“How are you feeling this morning after your adventure, Jack?” he asked, with a vein of real solicitude in his voice.

“Pretty punk, to be honest about it,” admitted the other, cringing when he pressed a trifle too hard on the swollen part of his head. “But that lump has subsided considerably, for which, thanks. Mebbe after all I can bear to have that new plaid cap on, by stretching it a bit. I hate to pay good money for a thing, and then not use it.

“How about telling the purser or the captain about what happened to me last night, Tom?” and Jack grew serious.

“I’ve been thinking it over, and concluded that we’d better keep quiet about it,” the other replied. “In the first place we have nothing to show who the men were, and it would be silly to ask the officers of the ship to search every stateroom, as well as put questions to every passenger, in hopes of discovering a German spy aboard.”

“Just as you say, Tom. We have only our suspicions to guide us, and they mightn’t interest the captain, who has problems of his own to wrestle with now that we’re getting so close to the danger zone. So we’ll call the incident closed; and after this take our walks on the hurricane-deck by daylight only.”

After breakfast the boys again made their way to the deck.

Jack wanted very much to have a chance to talk again with Bessie, but failed to find it.

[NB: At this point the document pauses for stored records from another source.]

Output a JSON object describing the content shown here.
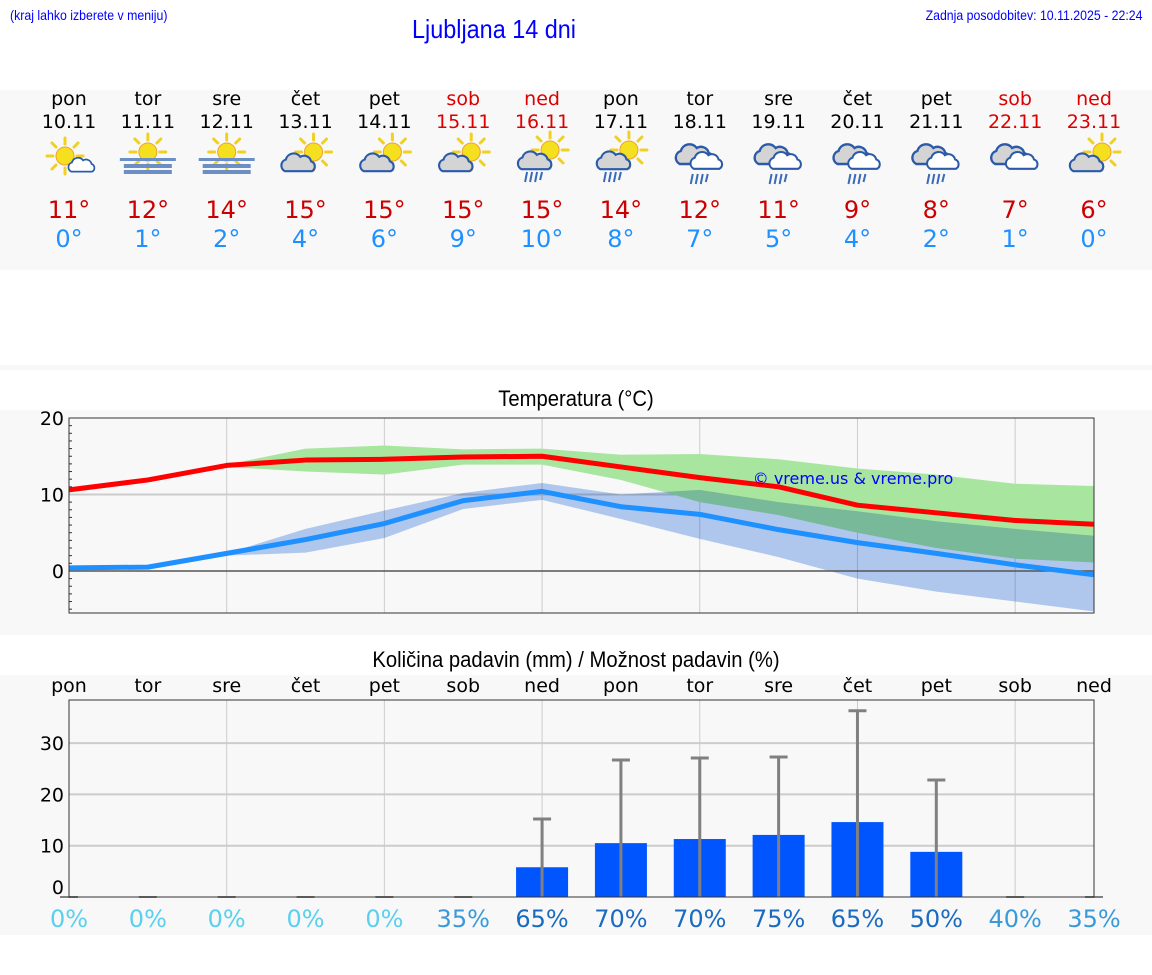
{
  "header": {
    "hint": "(kraj lahko izberete v meniju)",
    "title": "Ljubljana 14 dni",
    "updated": "Zadnja posodobitev: 10.11.2025 - 22:24"
  },
  "colors": {
    "max": "#ff0000",
    "min": "#1e90ff",
    "max_band": "#a8e6a0",
    "min_band": "#a8c4f2",
    "bar": "#0055ff",
    "weekend": "#dd0000"
  },
  "days": [
    {
      "name": "pon",
      "date": "10.11",
      "weekend": false,
      "icon": "sun-small-cloud",
      "max": "11°",
      "min": "0°"
    },
    {
      "name": "tor",
      "date": "11.11",
      "weekend": false,
      "icon": "sun-fog",
      "max": "12°",
      "min": "1°"
    },
    {
      "name": "sre",
      "date": "12.11",
      "weekend": false,
      "icon": "sun-fog",
      "max": "14°",
      "min": "2°"
    },
    {
      "name": "čet",
      "date": "13.11",
      "weekend": false,
      "icon": "partly-cloudy",
      "max": "15°",
      "min": "4°"
    },
    {
      "name": "pet",
      "date": "14.11",
      "weekend": false,
      "icon": "partly-cloudy",
      "max": "15°",
      "min": "6°"
    },
    {
      "name": "sob",
      "date": "15.11",
      "weekend": true,
      "icon": "partly-cloudy",
      "max": "15°",
      "min": "9°"
    },
    {
      "name": "ned",
      "date": "16.11",
      "weekend": true,
      "icon": "sun-cloud-rain",
      "max": "15°",
      "min": "10°"
    },
    {
      "name": "pon",
      "date": "17.11",
      "weekend": false,
      "icon": "sun-cloud-rain",
      "max": "14°",
      "min": "8°"
    },
    {
      "name": "tor",
      "date": "18.11",
      "weekend": false,
      "icon": "cloud-rain",
      "max": "12°",
      "min": "7°"
    },
    {
      "name": "sre",
      "date": "19.11",
      "weekend": false,
      "icon": "cloud-rain",
      "max": "11°",
      "min": "5°"
    },
    {
      "name": "čet",
      "date": "20.11",
      "weekend": false,
      "icon": "cloud-rain",
      "max": "9°",
      "min": "4°"
    },
    {
      "name": "pet",
      "date": "21.11",
      "weekend": false,
      "icon": "cloud-rain",
      "max": "8°",
      "min": "2°"
    },
    {
      "name": "sob",
      "date": "22.11",
      "weekend": true,
      "icon": "cloudy",
      "max": "7°",
      "min": "1°"
    },
    {
      "name": "ned",
      "date": "23.11",
      "weekend": true,
      "icon": "partly-cloudy",
      "max": "6°",
      "min": "0°"
    }
  ],
  "chart_data": [
    {
      "type": "line",
      "title": "Temperatura (°C)",
      "ylim": [
        -5.5,
        20
      ],
      "yticks": [
        "20",
        "10",
        "0"
      ],
      "grid": true,
      "watermark": "© vreme.us & vreme.pro",
      "x": [
        "10.11",
        "11.11",
        "12.11",
        "13.11",
        "14.11",
        "15.11",
        "16.11",
        "17.11",
        "18.11",
        "19.11",
        "20.11",
        "21.11",
        "22.11",
        "23.11"
      ],
      "series": [
        {
          "key": "max",
          "values": [
            10.6,
            11.9,
            13.8,
            14.5,
            14.6,
            14.9,
            15.0,
            13.6,
            12.2,
            11.0,
            8.6,
            7.6,
            6.6,
            6.1
          ]
        },
        {
          "key": "min",
          "values": [
            0.4,
            0.5,
            2.3,
            4.1,
            6.2,
            9.2,
            10.4,
            8.4,
            7.4,
            5.4,
            3.7,
            2.3,
            0.8,
            -0.5
          ]
        }
      ],
      "bands": [
        {
          "key": "max_range",
          "upper": [
            null,
            null,
            13.9,
            16.0,
            16.4,
            15.9,
            16.0,
            15.2,
            15.3,
            14.6,
            13.4,
            12.6,
            11.4,
            11.1
          ],
          "lower": [
            null,
            null,
            13.6,
            13.0,
            12.6,
            13.9,
            13.9,
            11.9,
            9.0,
            7.3,
            5.0,
            3.0,
            1.6,
            1.1
          ]
        },
        {
          "key": "min_range",
          "upper": [
            null,
            null,
            2.3,
            5.5,
            7.9,
            10.2,
            11.5,
            10.0,
            10.6,
            9.0,
            7.8,
            6.5,
            5.5,
            4.6
          ],
          "lower": [
            null,
            null,
            2.0,
            2.4,
            4.3,
            8.1,
            9.3,
            6.8,
            4.2,
            1.8,
            -1.0,
            -2.7,
            -4.0,
            -5.3
          ]
        }
      ]
    },
    {
      "type": "bar",
      "title": "Količina padavin (mm) / Možnost padavin (%)",
      "ylim": [
        0,
        38.4
      ],
      "yticks": [
        "30",
        "20",
        "10",
        "0"
      ],
      "grid": true,
      "categories": [
        "pon",
        "tor",
        "sre",
        "čet",
        "pet",
        "sob",
        "ned",
        "pon",
        "tor",
        "sre",
        "čet",
        "pet",
        "sob",
        "ned"
      ],
      "values": [
        0,
        0,
        0,
        0,
        0,
        0,
        5.8,
        10.5,
        11.3,
        12.1,
        14.6,
        8.8,
        0,
        0
      ],
      "error_max": [
        0,
        0,
        0,
        0,
        0,
        0,
        15.2,
        26.7,
        27.1,
        27.3,
        36.3,
        22.8,
        0,
        0
      ],
      "probability": [
        "0%",
        "0%",
        "0%",
        "0%",
        "0%",
        "35%",
        "65%",
        "70%",
        "70%",
        "75%",
        "65%",
        "50%",
        "40%",
        "35%"
      ],
      "probability_values": [
        0,
        0,
        0,
        0,
        0,
        35,
        65,
        70,
        70,
        75,
        65,
        50,
        40,
        35
      ]
    }
  ]
}
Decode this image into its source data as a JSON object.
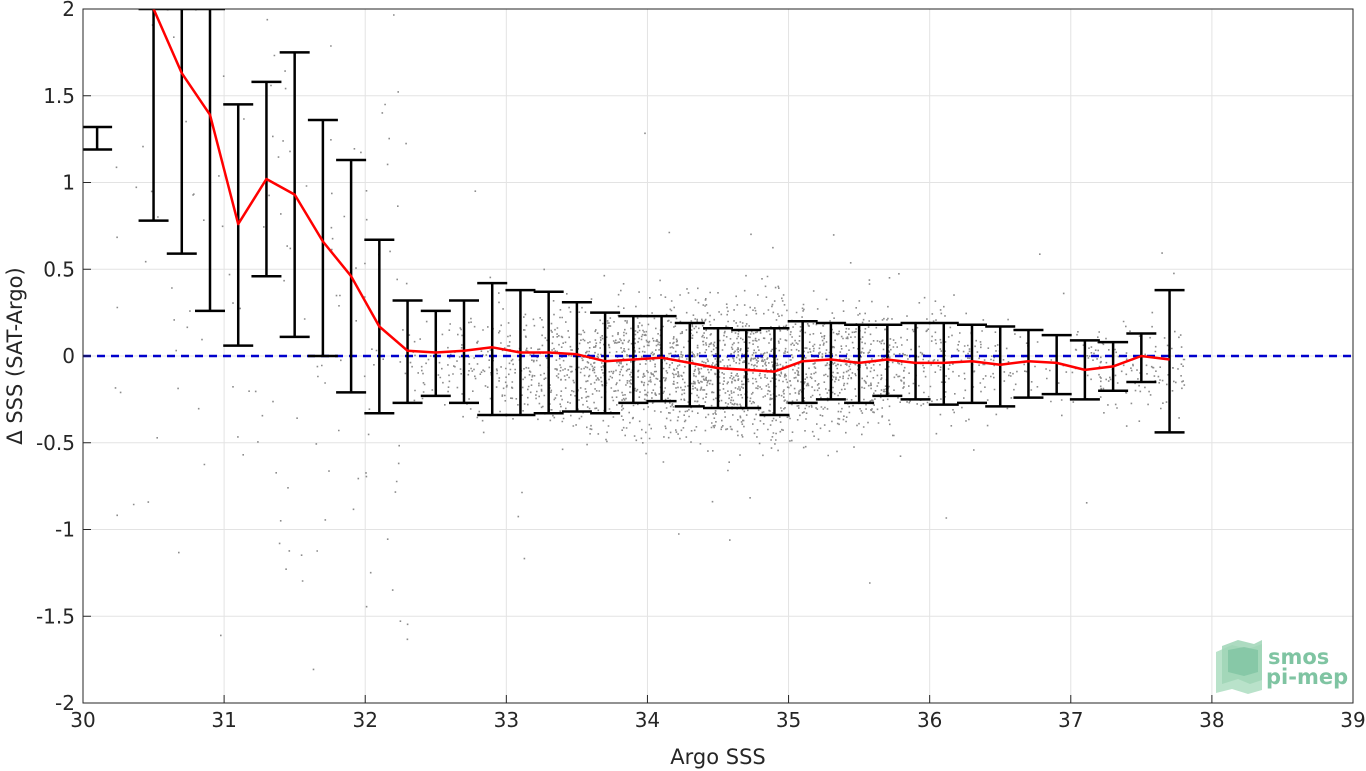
{
  "chart_data": {
    "type": "scatter",
    "title": "",
    "xlabel": "Argo SSS",
    "ylabel": "Δ SSS (SAT-Argo)",
    "xlim": [
      30,
      39
    ],
    "ylim": [
      -2,
      2
    ],
    "xticks": [
      30,
      31,
      32,
      33,
      34,
      35,
      36,
      37,
      38,
      39
    ],
    "yticks": [
      -2,
      -1.5,
      -1,
      -0.5,
      0,
      0.5,
      1,
      1.5,
      2
    ],
    "xtick_labels": [
      "30",
      "31",
      "32",
      "33",
      "34",
      "35",
      "36",
      "37",
      "38",
      "39"
    ],
    "ytick_labels": [
      "-2",
      "-1.5",
      "-1",
      "-0.5",
      "0",
      "0.5",
      "1",
      "1.5",
      "2"
    ],
    "grid": true,
    "colors": {
      "scatter": "#8c8c8c",
      "median_line": "#ff0000",
      "error_bars": "#000000",
      "zero_line": "#0000cc",
      "axes": "#262626",
      "grid": "#e3e3e3"
    },
    "scatter_density": {
      "description_x_range": [
        30,
        38
      ],
      "peak_x": 34.6
    },
    "zero_reference": {
      "y": 0,
      "style": "dashed"
    },
    "binned_stats": {
      "x": [
        30.1,
        30.5,
        30.7,
        30.9,
        31.1,
        31.3,
        31.5,
        31.7,
        31.9,
        32.1,
        32.3,
        32.5,
        32.7,
        32.9,
        33.1,
        33.3,
        33.5,
        33.7,
        33.9,
        34.1,
        34.3,
        34.5,
        34.7,
        34.9,
        35.1,
        35.3,
        35.5,
        35.7,
        35.9,
        36.1,
        36.3,
        36.5,
        36.7,
        36.9,
        37.1,
        37.3,
        37.5,
        37.7
      ],
      "median": [
        null,
        2.0,
        1.63,
        1.39,
        0.76,
        1.02,
        0.93,
        0.66,
        0.46,
        0.17,
        0.03,
        0.02,
        0.03,
        0.05,
        0.02,
        0.02,
        0.01,
        -0.03,
        -0.02,
        -0.01,
        -0.04,
        -0.07,
        -0.08,
        -0.09,
        -0.03,
        -0.02,
        -0.04,
        -0.02,
        -0.04,
        -0.04,
        -0.03,
        -0.05,
        -0.03,
        -0.04,
        -0.08,
        -0.06,
        0.0,
        -0.02
      ],
      "lower": [
        1.19,
        0.78,
        0.59,
        0.26,
        0.06,
        0.46,
        0.11,
        0.0,
        -0.21,
        -0.33,
        -0.27,
        -0.23,
        -0.27,
        -0.34,
        -0.34,
        -0.33,
        -0.32,
        -0.33,
        -0.27,
        -0.26,
        -0.29,
        -0.3,
        -0.3,
        -0.34,
        -0.27,
        -0.25,
        -0.27,
        -0.23,
        -0.25,
        -0.28,
        -0.27,
        -0.29,
        -0.24,
        -0.22,
        -0.25,
        -0.2,
        -0.15,
        -0.44
      ],
      "upper": [
        1.32,
        2.0,
        2.0,
        2.0,
        1.45,
        1.58,
        1.75,
        1.36,
        1.13,
        0.67,
        0.32,
        0.26,
        0.32,
        0.42,
        0.38,
        0.37,
        0.31,
        0.25,
        0.23,
        0.23,
        0.19,
        0.16,
        0.15,
        0.16,
        0.2,
        0.19,
        0.18,
        0.18,
        0.19,
        0.19,
        0.18,
        0.17,
        0.15,
        0.12,
        0.09,
        0.08,
        0.13,
        0.38
      ]
    }
  },
  "logo": {
    "line1": "smos",
    "line2": "pi-mep",
    "color": "#7fc4a2"
  }
}
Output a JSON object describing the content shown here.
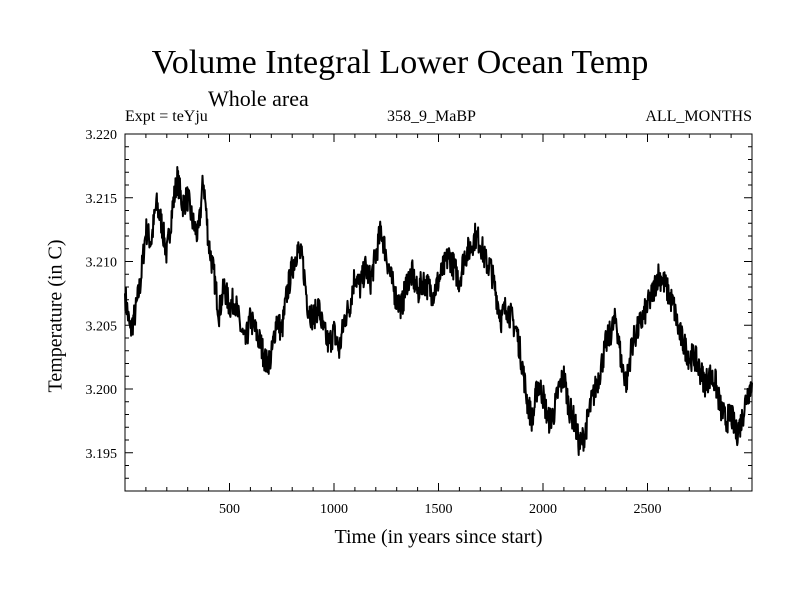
{
  "chart_data": {
    "type": "line",
    "title": "Volume Integral Lower Ocean Temp",
    "subtitle": "Whole area",
    "expt_label": "Expt = teYju",
    "period_label": "358_9_MaBP",
    "months_label": "ALL_MONTHS",
    "xlabel": "Time (in years since start)",
    "ylabel": "Temperature (in C)",
    "xlim": [
      0,
      3000
    ],
    "ylim": [
      3.192,
      3.22
    ],
    "x_ticks": [
      500,
      1000,
      1500,
      2000,
      2500
    ],
    "x_tick_labels": [
      "500",
      "1000",
      "1500",
      "2000",
      "2500"
    ],
    "y_ticks": [
      3.195,
      3.2,
      3.205,
      3.21,
      3.215,
      3.22
    ],
    "y_tick_labels": [
      "3.195",
      "3.200",
      "3.205",
      "3.210",
      "3.215",
      "3.220"
    ],
    "line_color": "#000000",
    "series": [
      {
        "name": "Volume Integral Lower Ocean Temp",
        "x": [
          0,
          25,
          50,
          75,
          100,
          125,
          150,
          175,
          200,
          225,
          250,
          275,
          300,
          325,
          350,
          375,
          400,
          425,
          450,
          475,
          500,
          525,
          550,
          575,
          600,
          625,
          650,
          675,
          700,
          725,
          750,
          775,
          800,
          825,
          850,
          875,
          900,
          925,
          950,
          975,
          1000,
          1025,
          1050,
          1075,
          1100,
          1125,
          1150,
          1175,
          1200,
          1225,
          1250,
          1275,
          1300,
          1325,
          1350,
          1375,
          1400,
          1425,
          1450,
          1475,
          1500,
          1525,
          1550,
          1575,
          1600,
          1625,
          1650,
          1675,
          1700,
          1725,
          1750,
          1775,
          1800,
          1825,
          1850,
          1875,
          1900,
          1925,
          1950,
          1975,
          2000,
          2025,
          2050,
          2075,
          2100,
          2125,
          2150,
          2175,
          2200,
          2225,
          2250,
          2275,
          2300,
          2325,
          2350,
          2375,
          2400,
          2425,
          2450,
          2475,
          2500,
          2525,
          2550,
          2575,
          2600,
          2625,
          2650,
          2675,
          2700,
          2725,
          2750,
          2775,
          2800,
          2825,
          2850,
          2875,
          2900,
          2925,
          2950,
          2975,
          3000
        ],
        "values": [
          3.2075,
          3.2045,
          3.206,
          3.2085,
          3.2125,
          3.2115,
          3.2145,
          3.213,
          3.2105,
          3.214,
          3.2165,
          3.2145,
          3.215,
          3.213,
          3.212,
          3.2165,
          3.2115,
          3.209,
          3.206,
          3.208,
          3.2065,
          3.207,
          3.205,
          3.2035,
          3.2055,
          3.2045,
          3.2035,
          3.202,
          3.2025,
          3.2055,
          3.2045,
          3.2075,
          3.2095,
          3.211,
          3.21,
          3.2065,
          3.2055,
          3.2065,
          3.2045,
          3.2035,
          3.2045,
          3.203,
          3.2055,
          3.2065,
          3.209,
          3.208,
          3.2095,
          3.2085,
          3.2105,
          3.2125,
          3.2105,
          3.2085,
          3.207,
          3.2065,
          3.2085,
          3.209,
          3.2075,
          3.2085,
          3.208,
          3.2075,
          3.2085,
          3.2095,
          3.2105,
          3.2095,
          3.2085,
          3.2105,
          3.211,
          3.212,
          3.2115,
          3.21,
          3.2095,
          3.2075,
          3.2055,
          3.2065,
          3.2055,
          3.2045,
          3.202,
          3.199,
          3.1975,
          3.2005,
          3.1995,
          3.1975,
          3.198,
          3.2,
          3.201,
          3.1985,
          3.1975,
          3.1955,
          3.1965,
          3.1985,
          3.2,
          3.2015,
          3.2035,
          3.2045,
          3.2055,
          3.202,
          3.2005,
          3.2035,
          3.2045,
          3.2055,
          3.2065,
          3.2075,
          3.209,
          3.2085,
          3.2075,
          3.2065,
          3.2045,
          3.2035,
          3.2025,
          3.2025,
          3.2015,
          3.2005,
          3.201,
          3.2005,
          3.1985,
          3.1975,
          3.198,
          3.1965,
          3.1975,
          3.1995,
          3.2005
        ]
      }
    ]
  }
}
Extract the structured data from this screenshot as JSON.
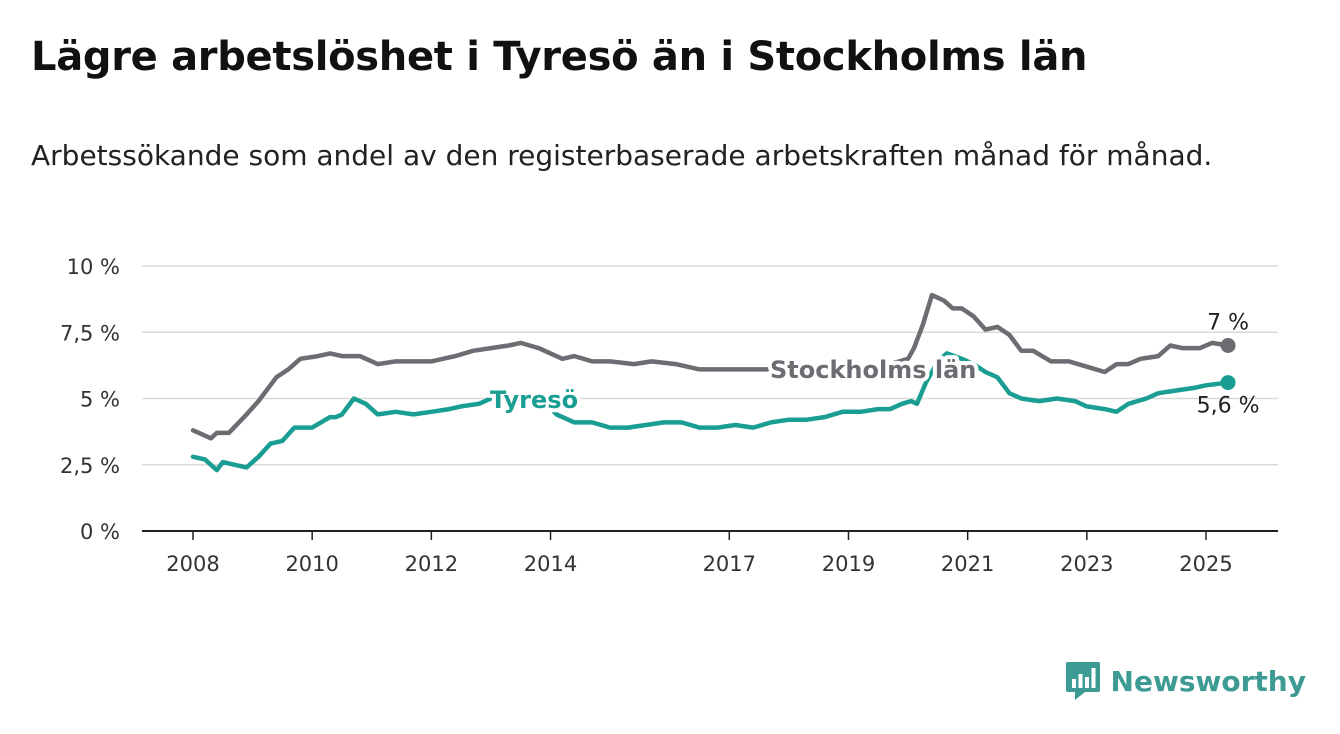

She walked the deck, but in company with her grim guardian; and never once did Mr. Potzfeldt allow her to be alone.

“Like as not he suspects she brought you along last night, before they had a full chance to search me through and through, Tom,” Jack remarked, well on toward noon.

“Just what I was thinking myself,” the other told him. “And I rather imagine you’ll not have another chance to get a word with the girl. If all goes well we ought to get to our destination by another morning. They say that by nightfall we’ll surely run across several destroyers, as they are always sent out to act as a convoy to big steamers in these tough times.”

“But the rest of the day is still ahead of us,” Jack ventured, “and nobody can say what may happen before the convoy reaches us. Notice that everybody has his or her glass in constant use. They scour the surface of the water ahead, and on both sides as far as they can, and are always looking for a stick that pokes up out of the sea like a warning finger; which would be a sub periscope, to a surety.”